Just because YOU were, as you said in your own words "...horribly selfish, self-centered, uncompassionate,and unwilling to sacrifice" before you had children does not mean that every other person is the same way. Sometimes it takes a certain level of maturity to become selfless and to learn what life is really about - and it certainly does not take bringing a child into the world to get to this point. A lot of times you either have it or you don't...regardless of parental status

I know plenty of extremely selfish, rude, and corrupt people that have children. Having a child does NOT always change who you are. This has to come from within and it takes self-reflection to make a difference on your personality. Saddam Hussein had kids - but that didn't make him have an enlarged capacity to love or an expanded heart. He was always a selfish person and his fatherhood did nothing to change this. You can say the same for many people in this world.

The child-free are not "obsessed with 'selfishness'" as you said... it is usually those who have children who want to paint child-free adults as selfish. We do not "refuse such blessings" of being parents...we DECIDE not to be parents. Refusing and making a calculated choice are two different things. There are hundreds of reasons to have or to not have kids... but those reasons are all our own. Just as you don't want to be judged for being a mother, it's unfair of you to judge why people on this blog have decided not to have kids. Maybe people have decided that financially it's not possible for them - is it right of you to bash them on this blog and say that because they cannot afford it they are "refusing" the blessings?

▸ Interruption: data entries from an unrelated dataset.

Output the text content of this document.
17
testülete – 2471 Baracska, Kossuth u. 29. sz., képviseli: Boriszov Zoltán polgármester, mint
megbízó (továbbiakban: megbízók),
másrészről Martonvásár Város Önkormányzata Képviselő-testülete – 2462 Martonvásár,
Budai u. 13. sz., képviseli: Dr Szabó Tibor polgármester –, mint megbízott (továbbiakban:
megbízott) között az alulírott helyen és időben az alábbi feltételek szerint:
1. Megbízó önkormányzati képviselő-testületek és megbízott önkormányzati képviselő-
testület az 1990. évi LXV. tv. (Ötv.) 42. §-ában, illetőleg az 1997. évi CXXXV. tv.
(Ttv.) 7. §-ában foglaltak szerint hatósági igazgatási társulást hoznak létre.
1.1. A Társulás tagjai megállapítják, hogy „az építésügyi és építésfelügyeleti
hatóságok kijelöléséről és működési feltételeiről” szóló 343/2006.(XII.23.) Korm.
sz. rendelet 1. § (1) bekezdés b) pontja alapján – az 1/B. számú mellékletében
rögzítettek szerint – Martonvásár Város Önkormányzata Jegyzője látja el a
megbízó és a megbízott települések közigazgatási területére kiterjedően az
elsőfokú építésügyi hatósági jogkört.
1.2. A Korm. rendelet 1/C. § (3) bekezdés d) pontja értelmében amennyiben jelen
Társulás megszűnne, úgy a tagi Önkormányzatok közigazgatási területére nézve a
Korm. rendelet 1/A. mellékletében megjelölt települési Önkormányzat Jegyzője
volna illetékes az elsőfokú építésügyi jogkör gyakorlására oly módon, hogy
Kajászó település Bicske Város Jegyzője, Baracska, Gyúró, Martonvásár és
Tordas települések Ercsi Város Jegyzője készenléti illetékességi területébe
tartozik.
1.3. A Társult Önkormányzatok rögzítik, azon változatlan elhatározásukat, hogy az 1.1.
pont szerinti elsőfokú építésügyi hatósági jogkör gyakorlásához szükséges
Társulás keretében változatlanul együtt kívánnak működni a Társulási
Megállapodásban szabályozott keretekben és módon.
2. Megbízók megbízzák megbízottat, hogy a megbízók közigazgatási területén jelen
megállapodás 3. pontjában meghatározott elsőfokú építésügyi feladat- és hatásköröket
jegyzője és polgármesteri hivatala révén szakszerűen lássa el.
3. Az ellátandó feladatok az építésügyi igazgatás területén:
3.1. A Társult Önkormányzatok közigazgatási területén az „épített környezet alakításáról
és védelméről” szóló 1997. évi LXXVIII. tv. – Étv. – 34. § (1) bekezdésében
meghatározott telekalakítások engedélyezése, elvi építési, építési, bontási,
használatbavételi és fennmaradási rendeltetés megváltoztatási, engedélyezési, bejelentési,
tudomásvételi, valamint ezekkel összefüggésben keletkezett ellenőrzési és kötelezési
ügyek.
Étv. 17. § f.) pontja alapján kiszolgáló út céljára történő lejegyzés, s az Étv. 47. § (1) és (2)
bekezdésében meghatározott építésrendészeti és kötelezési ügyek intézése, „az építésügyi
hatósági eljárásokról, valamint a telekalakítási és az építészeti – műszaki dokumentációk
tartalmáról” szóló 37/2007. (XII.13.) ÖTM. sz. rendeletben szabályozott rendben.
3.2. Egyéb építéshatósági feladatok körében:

All I can say is that blessings come in MANY forms and are definitely in they eye of the beholder. I count my blessings each day that I can live the life that I truly am destined to live (a child-free one) and not one that society tells me I should live. It is a blessing to be able to volunteer and help OTHERS (see, this is because I'm not selfish) every week and to be able to spend extra time giving back to those that need my help and can benefit from my time. My biological childbearing abilities do not define who I am or what I will become; the way I treat others and live my life will determine this.

Please keep in mind that a "blessing" to you may be considered a curse to me. Please don't judge others with the expectation of not being judged in return.